As the Libyan opposition's fight appears to be nearing a triumphant close, with rebels having taken over Muammar Qaddafi’s compound in Tripoli, the showdown between largely peaceful protesters and regime forces in Syria rages on and shows no signs of abating. But Mr. Qaddafi’s ouster could help turn the tide for the Syrian opposition – especially if it takes the lessons from Libya to heart.
One would assume that the escalating pressure on Qaddafi’s regime would have been enough to shake Syrian President Bashar al-Assad and push him to stop the bloodbath against his own people. Forget about it. With his speech on Sunday (when all signs pointed to Qaddafi’s imminent downfall) in which he rebuffed Western calls to resign, Mr. Assad is now more defiant than ever. His message is unambiguous: Extensive international pressure notwithstanding, he is not going down without a fight.
The popular uprisings in Libya and Syria (and elsewhere in the Middle East) have similar root causes – decades-old authoritarian politics, harsh political repression, denial of freedoms, and bad economics – but they have taken different paths, which may lead them to very different ends.
Commentators and analysts have been quick to state that Assad’s days are numbered. That may be true. Facing international isolation of unprecedented scale and a growing protest movement at home that is determined to depose him, the ruler of Syria is in deep trouble. It may be only a matter of time before Assad falls, but we simply do not know how long it will take and how it will unfold.
External intervention and support for anti-government forces is undoubtedly the most important issue that separates the Libyan case from the Syrian one. Slaughtered by Qaddafi’s regime, Libyan protesters did not hesitate to ask for Western military intervention, which they ultimately got in the form of a NATO aerial campaign. Let’s be honest and clear, without NATO’s air strikes, the no-fly zone, and the sanctions against Qaddafi, the civil war in Libya would have dragged on even longer, and rebel victory would have been extremely difficult if not impossible to achieve.
The majority of the protesters in Syria do not want Western military intervention. Their position is both courageous and rational, but it is not without costs and risks.
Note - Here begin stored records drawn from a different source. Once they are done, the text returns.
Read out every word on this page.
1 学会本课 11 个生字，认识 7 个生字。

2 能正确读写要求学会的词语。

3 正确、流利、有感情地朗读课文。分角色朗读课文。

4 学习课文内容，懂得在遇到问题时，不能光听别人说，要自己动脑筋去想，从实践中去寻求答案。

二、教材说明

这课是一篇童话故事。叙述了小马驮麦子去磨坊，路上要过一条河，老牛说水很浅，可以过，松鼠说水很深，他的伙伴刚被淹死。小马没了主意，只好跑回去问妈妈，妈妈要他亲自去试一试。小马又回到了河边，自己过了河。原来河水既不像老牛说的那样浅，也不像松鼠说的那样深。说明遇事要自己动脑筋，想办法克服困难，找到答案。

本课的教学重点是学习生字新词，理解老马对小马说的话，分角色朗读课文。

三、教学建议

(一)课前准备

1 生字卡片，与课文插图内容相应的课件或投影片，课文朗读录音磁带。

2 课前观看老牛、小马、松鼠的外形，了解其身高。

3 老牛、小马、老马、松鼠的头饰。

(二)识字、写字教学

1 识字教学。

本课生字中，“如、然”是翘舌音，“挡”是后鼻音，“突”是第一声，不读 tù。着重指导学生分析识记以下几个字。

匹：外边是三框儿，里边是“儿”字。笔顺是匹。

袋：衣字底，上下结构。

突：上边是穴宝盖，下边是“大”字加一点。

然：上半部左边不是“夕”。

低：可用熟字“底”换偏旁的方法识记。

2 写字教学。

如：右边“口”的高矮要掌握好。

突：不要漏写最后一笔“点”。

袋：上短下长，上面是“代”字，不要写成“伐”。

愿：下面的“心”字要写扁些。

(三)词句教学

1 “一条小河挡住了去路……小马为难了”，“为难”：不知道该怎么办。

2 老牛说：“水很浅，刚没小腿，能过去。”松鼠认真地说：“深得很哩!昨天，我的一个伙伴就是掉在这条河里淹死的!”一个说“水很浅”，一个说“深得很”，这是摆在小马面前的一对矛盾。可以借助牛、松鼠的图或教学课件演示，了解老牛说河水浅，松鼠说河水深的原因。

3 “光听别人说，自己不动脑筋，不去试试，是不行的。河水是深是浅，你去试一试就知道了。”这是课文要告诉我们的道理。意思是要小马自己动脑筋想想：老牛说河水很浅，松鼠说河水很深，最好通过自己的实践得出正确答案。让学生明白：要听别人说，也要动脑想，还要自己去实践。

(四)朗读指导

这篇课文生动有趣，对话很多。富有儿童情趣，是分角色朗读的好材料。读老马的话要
With external military assistance (if the West sends arms or launches another NATO aerial campaign), they would be in a better position operationally to overthrow Assad, but their ability to govern their country in the future autonomously would be more limited (surely nothing is for free in international relations).
Without external military assistance, they are extremely vulnerable and at the mercy of Assad’s tanks and security forces, but if they pull his overthrow off, they will own their country’s future and put themselves in a position to better ward off future foreign meddling and interference. It is not an easy choice, but so far, the Syrian protesters have decided to go it alone, and one must understand and respect their remarkable position.
While the balance of forces currently tilts heavily in Assad’s favor, Qaddafi’s downfall might just be the necessary factor that will embolden the protesters and offer them a sizeable advantage. This is not naïve or farfetched. After all, it was the plight of Tunisian vendor Mohamed Bouazizi and the symbolism of his fate that sparked all the revolutions across the Middle East.
The images of the rebels in Libya liberating their country (as it seems they are close to doing) and chanting songs of freedom, like their Egyptian and Tunisian counterparts before them, will no doubt be another powerful inspiration and morale booster for the Syrian people.
Qaddafi’s departure will also make it possible for the international community to devote more attention and energy to Syria and come up with more creative and coordinated policies to assist the Syrian people, short of bombing Damascus or sending arms. That all eyes are currently on Assad is certainly bad news for the dictator.
Yet whatever the international community devises, the Syrian protest movement must do a better job organizing and convincing the world that it is more or less ready to take over once Assad falls. For that, the protesters need to create a truly united and inclusive political front (the National Council which the Syrian opposition formed today in Istanbul is a good first step, but it remains leaderless and still needs to come up with a tangible platform that goes beyond the demands for freedom and regime change).
Interviews with Arab intellectuals and ordinary citizens broadcast on satellite TV channels across the Arab world tell us that many Arabs believe that the rebels in Libya have made a mistake in asking for Western (“colonial”) military intervention. But the rebels' salvation is that they quickly came together and formed a transitional council, gaining world recognition and persuading major powers that the alternative to Qaddafi is indeed viable.
Right now, the West, and especially Syria’s neighbors, are concerned that Assad’s departure will lead to chaos and perhaps even sectarian, civil war that could spill over to other parts of the region.
Nobody and no amount of external assistance can help the Syrian protesters overcome their differences (as a Lebanese citizen, trust me on this one). But the sooner they speak with one voice, organize their ranks from within, and show the world that they are a mature and capable group able to turn Syria into a responsible democracy, the closer they will be to fulfilling their dream of toppling the Assad regime.
Their unity and organization are indeed more powerful than NATO’s bombs and more effective than the West’s sanctions. The lessons of Libya, Egypt, and Tunisia are clear: With unity comes historic opportunity.